What’s the Trail Like?
While hiking long trails, I keep friends and family informed of my ongoings through an email listserv. My trail writing is now posted on this website. I encourage you to read my Afterwards to the Continental Divide Trail if you’re interested in hiking the Continental Divide Trail. The full list of emails I sent while hiking the CDT is 👇
I have a shit-ton of photos from the CDT. They have been curated into a slideshow. Short videos I made from my time on the CDT have also been compiled and posted to Instagram.
Planning Alternates
Hiking the Continental Divide Trail is unlike other long trails because the culture readily embraces deviations and alternative routes from the “official route”.
If you are hiking the CDT, I would encourage downloading this GPX file for a list of Common Alternates.

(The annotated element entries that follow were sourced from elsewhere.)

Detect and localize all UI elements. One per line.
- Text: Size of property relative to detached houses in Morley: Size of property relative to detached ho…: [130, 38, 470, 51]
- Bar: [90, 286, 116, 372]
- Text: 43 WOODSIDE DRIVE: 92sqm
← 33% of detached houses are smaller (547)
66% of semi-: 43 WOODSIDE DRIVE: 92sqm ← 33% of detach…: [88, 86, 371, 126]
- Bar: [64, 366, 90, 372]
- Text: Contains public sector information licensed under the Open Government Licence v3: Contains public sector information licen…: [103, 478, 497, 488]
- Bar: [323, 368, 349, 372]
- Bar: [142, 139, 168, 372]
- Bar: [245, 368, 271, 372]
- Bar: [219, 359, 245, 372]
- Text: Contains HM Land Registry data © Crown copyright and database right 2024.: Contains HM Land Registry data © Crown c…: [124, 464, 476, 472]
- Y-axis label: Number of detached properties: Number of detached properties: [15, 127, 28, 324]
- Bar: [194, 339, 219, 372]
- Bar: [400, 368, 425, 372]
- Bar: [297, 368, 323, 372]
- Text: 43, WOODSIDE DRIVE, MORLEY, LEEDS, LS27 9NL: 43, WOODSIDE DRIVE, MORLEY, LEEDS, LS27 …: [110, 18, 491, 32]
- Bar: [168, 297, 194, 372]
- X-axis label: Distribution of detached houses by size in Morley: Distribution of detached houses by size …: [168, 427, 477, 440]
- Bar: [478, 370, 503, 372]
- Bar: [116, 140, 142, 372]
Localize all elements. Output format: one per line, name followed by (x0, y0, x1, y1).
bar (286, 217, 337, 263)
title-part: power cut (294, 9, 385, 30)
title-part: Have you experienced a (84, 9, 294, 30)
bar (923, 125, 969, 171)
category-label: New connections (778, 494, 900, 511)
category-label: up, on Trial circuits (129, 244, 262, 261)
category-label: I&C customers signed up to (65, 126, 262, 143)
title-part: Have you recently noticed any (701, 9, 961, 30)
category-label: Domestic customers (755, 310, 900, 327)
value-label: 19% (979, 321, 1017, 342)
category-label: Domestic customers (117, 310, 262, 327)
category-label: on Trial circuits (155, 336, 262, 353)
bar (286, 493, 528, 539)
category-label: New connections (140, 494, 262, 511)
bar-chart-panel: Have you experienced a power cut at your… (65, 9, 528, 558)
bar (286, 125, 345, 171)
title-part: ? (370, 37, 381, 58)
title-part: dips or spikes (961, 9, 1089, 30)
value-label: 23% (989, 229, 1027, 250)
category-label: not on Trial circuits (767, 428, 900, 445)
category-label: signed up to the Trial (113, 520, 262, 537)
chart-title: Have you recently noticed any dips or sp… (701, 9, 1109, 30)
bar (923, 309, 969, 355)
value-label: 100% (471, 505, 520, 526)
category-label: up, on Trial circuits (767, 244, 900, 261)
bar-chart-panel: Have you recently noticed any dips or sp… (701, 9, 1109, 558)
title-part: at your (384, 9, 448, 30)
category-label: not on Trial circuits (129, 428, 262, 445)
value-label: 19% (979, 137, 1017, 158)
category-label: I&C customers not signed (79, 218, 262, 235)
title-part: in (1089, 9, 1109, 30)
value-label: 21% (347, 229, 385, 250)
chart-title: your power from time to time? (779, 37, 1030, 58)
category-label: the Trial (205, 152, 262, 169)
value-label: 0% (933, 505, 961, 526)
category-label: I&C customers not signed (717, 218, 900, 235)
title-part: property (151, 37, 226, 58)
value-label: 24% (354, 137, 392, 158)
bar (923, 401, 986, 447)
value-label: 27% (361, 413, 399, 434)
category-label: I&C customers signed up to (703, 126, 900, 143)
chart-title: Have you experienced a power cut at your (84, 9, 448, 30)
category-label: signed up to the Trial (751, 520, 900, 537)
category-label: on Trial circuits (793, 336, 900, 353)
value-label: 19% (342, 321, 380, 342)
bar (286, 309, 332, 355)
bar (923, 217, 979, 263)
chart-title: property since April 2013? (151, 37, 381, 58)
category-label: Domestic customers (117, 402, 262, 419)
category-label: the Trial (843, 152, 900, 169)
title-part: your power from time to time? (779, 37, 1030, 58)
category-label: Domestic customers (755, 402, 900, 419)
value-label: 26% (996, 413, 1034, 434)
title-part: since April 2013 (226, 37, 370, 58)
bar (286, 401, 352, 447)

Ultimately, it’s up to you to choose what alternates you want to take. The main trail is typically great! Many of the “Guthook” alternates exist to reduce trail miles, or are to get around various closures. The following alternates are seriously great:
- The Gila (pronounced Hee-luh)
- The Cirque of the Towers
- Knapsack Col
I heard great things about combining the Teton High Route into the Wind’s.
Although the “Big Sky” or “Super Butte” alternates will cut several hundred miles of trail, I advise against this alternate. “Big Sky” avoids the Pintler Wilderness, which is genuinely great backpacking.